- Born: Germany
- Education: Medical University of Hamburg (MD, PhD)
- Occupations: Physician, oncologist, scientist
- Known for: Stem cell transplantations and cellular immunotherapies
- Spouse: Sissy DeMaria-Koehne
- Medical career
- Institutions: Baptist Health South Florida; Miami Cancer Institute (Deputy Director); Memorial Sloan Kettering Cancer Center (former); Weill Cornell Medical College (former Associate Professor); Florida International University (Chairman, Department of Translational Medicine);
- Sub-specialties: Hematologic oncology; Bone marrow transplantation; Multiple myeloma; Leukemia; Lymphoma;
- Research: Stem cell transplantation; Cellular immunotherapy; Hematologic malignancies;

= Guenther Koehne =

American oncologist and scientist

Guenther Koehne is an American physician, oncologist, and scientist focused on stem cell transplantations and cellular immunotherapies. Koehne is affiliated with Baptist Health South Florida and serves as deputy director of the Miami Cancer Institute, where he founded the Global Summit on Immunotherapies for Hematologic Malignancies. He is an expert on diseases like multiple myeloma, leukemia, and lymphoma.

== Career ==
Koehne completed his research fellowship in immunology and fellowship in medical oncology and hematology at Memorial Sloan Kettering Cancer Center. He specialized in adult bone marrow transplantation at Sloan Kettering and was an associate professor of medicine at Weill Cornell Medical College.

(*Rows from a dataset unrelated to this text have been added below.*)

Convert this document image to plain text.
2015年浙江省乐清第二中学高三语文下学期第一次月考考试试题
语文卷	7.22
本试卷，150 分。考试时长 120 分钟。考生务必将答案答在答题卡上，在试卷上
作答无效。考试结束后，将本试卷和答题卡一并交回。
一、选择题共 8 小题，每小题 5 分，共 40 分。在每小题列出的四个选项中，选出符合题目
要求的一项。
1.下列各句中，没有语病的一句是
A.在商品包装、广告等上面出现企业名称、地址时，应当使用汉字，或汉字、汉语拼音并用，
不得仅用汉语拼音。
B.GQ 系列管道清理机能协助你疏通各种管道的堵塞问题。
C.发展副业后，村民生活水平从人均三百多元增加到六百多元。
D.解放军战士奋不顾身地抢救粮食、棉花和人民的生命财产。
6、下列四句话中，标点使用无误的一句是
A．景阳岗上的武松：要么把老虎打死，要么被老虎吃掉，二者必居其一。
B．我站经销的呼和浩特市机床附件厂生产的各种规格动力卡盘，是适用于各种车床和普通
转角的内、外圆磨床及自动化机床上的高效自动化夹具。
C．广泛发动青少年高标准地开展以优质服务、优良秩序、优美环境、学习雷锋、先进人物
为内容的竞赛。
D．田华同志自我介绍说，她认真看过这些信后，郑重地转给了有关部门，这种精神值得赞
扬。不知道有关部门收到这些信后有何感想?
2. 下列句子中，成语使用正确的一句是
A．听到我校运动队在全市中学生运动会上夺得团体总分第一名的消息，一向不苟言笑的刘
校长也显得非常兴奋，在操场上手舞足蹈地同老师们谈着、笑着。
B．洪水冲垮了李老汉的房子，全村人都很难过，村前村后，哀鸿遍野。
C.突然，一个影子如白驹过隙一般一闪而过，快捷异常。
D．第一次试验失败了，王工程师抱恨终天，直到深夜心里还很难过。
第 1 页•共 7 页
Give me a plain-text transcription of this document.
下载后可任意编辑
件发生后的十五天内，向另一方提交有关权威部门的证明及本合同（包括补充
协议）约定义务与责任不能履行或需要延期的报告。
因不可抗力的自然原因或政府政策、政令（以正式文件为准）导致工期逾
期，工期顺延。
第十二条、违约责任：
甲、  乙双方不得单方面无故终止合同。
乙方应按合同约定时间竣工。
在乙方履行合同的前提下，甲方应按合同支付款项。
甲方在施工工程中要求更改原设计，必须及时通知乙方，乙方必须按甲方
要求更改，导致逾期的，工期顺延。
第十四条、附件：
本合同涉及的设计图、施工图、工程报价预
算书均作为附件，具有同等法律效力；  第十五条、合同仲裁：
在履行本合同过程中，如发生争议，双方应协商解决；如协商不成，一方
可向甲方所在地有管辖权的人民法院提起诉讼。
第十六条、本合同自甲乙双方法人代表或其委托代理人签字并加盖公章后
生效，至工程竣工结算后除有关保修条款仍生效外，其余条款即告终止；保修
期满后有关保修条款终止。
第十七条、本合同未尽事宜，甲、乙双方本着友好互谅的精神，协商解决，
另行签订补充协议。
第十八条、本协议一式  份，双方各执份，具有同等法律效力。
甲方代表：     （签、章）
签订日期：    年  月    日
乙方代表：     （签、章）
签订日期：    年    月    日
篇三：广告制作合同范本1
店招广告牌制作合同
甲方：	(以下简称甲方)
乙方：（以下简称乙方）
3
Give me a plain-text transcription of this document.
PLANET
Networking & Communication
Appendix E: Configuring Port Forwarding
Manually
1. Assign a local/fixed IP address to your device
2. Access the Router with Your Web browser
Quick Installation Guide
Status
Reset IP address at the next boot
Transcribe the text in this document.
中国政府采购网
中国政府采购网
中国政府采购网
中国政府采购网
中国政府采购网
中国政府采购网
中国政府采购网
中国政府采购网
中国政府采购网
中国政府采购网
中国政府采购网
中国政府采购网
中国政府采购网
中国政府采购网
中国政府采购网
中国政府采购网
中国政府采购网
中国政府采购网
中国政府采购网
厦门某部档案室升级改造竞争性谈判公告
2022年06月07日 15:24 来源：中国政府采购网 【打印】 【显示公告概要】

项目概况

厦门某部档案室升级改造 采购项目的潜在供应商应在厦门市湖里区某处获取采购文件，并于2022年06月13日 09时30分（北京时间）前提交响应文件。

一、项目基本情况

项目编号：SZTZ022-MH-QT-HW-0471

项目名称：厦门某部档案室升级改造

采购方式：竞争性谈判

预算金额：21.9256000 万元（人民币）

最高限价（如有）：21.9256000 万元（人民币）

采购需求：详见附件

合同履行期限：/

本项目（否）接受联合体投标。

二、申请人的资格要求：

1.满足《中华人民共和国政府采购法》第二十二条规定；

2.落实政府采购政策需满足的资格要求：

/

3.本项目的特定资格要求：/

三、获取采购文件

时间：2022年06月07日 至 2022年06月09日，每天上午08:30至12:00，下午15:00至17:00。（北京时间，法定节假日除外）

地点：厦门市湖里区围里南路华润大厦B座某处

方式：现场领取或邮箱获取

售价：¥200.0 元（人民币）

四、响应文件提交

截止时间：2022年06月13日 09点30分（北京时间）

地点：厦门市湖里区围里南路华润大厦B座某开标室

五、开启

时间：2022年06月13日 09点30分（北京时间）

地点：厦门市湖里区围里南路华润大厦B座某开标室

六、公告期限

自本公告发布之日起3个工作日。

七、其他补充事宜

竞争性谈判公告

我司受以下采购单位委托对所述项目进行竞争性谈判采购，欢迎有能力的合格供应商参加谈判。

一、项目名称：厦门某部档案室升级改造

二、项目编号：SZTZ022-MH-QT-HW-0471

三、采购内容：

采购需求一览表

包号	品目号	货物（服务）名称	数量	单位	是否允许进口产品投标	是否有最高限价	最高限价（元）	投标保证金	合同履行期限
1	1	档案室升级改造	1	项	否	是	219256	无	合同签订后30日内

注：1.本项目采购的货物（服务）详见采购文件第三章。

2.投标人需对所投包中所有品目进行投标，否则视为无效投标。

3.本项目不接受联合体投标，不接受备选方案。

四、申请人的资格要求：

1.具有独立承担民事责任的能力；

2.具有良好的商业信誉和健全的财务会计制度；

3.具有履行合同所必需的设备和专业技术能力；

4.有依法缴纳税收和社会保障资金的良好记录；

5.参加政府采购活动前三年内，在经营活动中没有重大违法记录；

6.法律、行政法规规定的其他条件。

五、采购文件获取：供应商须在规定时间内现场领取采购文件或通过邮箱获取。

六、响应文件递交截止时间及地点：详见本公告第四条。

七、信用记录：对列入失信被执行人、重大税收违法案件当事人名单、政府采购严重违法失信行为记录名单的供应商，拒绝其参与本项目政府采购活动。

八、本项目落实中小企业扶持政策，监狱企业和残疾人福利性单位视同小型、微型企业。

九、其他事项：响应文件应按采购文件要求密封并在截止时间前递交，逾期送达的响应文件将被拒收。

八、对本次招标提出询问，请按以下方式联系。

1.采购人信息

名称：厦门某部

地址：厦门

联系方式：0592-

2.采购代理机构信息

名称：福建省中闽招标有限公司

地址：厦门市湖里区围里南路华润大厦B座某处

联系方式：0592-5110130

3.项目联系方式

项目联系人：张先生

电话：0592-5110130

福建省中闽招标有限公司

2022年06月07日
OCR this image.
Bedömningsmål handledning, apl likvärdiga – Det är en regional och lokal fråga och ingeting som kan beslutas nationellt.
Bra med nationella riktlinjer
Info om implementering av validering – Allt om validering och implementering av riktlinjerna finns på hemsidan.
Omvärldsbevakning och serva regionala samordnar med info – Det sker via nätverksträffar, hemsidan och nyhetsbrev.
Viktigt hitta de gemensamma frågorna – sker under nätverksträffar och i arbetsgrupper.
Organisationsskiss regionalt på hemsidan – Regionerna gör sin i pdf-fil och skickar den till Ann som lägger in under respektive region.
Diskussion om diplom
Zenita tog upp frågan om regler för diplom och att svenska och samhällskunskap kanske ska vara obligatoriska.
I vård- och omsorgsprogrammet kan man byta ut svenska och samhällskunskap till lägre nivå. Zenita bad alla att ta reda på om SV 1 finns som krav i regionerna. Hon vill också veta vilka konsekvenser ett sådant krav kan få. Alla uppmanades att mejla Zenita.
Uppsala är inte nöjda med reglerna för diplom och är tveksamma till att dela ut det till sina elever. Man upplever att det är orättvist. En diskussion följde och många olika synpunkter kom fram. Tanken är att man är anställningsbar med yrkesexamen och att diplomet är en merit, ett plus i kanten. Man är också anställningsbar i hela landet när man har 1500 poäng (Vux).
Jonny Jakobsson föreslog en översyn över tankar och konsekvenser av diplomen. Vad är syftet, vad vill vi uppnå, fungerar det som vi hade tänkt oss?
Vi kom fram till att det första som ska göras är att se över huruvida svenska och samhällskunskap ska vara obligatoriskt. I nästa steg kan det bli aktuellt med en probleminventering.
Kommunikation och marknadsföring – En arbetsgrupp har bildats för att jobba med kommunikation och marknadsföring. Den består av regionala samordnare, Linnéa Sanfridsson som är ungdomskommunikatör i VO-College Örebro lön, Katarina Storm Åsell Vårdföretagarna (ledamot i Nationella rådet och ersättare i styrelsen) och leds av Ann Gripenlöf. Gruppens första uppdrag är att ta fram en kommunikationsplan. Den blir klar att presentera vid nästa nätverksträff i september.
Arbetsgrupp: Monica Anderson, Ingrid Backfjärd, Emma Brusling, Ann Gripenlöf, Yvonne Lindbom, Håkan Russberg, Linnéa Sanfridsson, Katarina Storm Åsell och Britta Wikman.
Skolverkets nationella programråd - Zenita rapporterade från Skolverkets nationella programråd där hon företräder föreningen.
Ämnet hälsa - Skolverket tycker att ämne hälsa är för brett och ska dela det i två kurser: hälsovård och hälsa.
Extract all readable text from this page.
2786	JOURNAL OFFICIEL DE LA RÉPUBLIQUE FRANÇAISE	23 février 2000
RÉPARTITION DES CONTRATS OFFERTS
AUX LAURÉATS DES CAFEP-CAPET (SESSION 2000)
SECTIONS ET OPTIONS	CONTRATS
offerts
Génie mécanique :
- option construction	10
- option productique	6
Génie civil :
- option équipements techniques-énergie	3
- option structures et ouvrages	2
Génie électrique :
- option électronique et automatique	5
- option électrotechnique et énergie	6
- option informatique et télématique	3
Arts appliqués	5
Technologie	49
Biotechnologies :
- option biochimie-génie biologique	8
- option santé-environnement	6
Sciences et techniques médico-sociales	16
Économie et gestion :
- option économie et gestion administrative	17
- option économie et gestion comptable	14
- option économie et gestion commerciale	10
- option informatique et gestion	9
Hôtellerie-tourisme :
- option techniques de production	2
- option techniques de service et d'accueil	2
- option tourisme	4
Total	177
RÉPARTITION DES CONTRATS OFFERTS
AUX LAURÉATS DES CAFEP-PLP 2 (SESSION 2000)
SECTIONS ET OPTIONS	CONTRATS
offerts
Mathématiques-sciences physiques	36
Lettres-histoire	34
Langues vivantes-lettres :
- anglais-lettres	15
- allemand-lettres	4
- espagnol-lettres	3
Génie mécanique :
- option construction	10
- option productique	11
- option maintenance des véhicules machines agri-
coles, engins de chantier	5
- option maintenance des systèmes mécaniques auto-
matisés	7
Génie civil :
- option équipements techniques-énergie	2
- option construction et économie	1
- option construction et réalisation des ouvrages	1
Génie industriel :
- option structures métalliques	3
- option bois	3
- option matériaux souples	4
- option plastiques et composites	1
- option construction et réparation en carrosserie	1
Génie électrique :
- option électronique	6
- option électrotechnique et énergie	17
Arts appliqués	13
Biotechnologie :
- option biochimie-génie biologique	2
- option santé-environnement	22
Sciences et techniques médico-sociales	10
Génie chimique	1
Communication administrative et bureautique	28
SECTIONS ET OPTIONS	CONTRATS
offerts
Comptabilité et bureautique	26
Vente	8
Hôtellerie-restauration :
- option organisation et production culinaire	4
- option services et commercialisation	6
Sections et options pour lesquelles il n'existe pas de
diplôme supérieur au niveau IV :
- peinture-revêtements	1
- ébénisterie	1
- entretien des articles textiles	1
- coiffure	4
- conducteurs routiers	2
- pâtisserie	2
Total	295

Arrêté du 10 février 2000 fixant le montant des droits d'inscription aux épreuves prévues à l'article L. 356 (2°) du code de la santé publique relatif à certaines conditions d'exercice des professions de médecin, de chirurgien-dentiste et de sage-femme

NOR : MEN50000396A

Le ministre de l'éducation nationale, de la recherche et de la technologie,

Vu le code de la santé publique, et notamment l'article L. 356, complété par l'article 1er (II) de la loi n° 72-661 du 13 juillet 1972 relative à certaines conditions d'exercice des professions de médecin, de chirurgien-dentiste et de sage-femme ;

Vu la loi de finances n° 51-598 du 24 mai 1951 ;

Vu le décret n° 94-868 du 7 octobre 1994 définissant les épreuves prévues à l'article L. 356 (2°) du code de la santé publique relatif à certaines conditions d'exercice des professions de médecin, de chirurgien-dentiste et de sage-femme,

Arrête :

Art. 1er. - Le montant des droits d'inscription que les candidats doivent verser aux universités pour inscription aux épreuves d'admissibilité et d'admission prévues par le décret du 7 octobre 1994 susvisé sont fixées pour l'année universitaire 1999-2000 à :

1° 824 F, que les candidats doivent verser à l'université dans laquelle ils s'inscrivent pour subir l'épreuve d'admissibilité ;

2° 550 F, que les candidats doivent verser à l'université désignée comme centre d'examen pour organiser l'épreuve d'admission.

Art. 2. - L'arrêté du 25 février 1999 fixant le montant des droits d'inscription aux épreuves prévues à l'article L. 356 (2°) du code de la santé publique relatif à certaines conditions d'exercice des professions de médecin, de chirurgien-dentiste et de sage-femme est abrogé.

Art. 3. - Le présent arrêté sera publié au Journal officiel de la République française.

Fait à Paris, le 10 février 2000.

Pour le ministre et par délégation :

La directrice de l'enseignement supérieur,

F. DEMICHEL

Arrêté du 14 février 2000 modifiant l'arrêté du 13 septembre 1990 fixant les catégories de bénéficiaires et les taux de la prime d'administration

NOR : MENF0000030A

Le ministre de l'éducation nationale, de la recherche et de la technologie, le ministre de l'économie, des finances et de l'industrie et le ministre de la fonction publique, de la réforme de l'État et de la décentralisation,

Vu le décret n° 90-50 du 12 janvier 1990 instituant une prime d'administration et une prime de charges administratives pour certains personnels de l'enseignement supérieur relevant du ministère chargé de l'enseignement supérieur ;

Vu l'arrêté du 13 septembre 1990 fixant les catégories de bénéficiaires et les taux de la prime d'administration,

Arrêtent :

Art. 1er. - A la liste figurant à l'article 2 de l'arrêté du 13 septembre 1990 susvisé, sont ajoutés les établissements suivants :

In 2017, Koehne joined the Miami Cancer Institute at Baptist Health South Florida, where he established the hematologic cancer program. Koehne was also named Chief of Blood and Marrow Transplantation and Hematologic Oncology at Baptist Health. He became deputy director of the Miami Cancer Institute in 2019. That same year, Koehne founded the Global Summit on Immunotherapies for Hematologic Malignancies, which brings leading cancer physicians and researchers to South Florida every year.

In 2020, Koehne became chairman of the Department of Translational Medicine at Florida International University’s Herbert Wertheim College of Medicine.

Koehne has authored or co-authored dozens of research papers on cancer treatment, in addition to leading novel clinical trials. He has also chaired the Leukemia and Lymphoma Society’s Light the Night Campaign, a national fundraising event to end cancer.

== Personal life ==
Koehne was born and raised in Germany, where he received his medical degree and PhD from the Medical University of Hamburg. Koehne is married to marketing executive Sissy DeMaria-Koehne. The couple have residences in Coral Gables, Vero Beach, and New York City.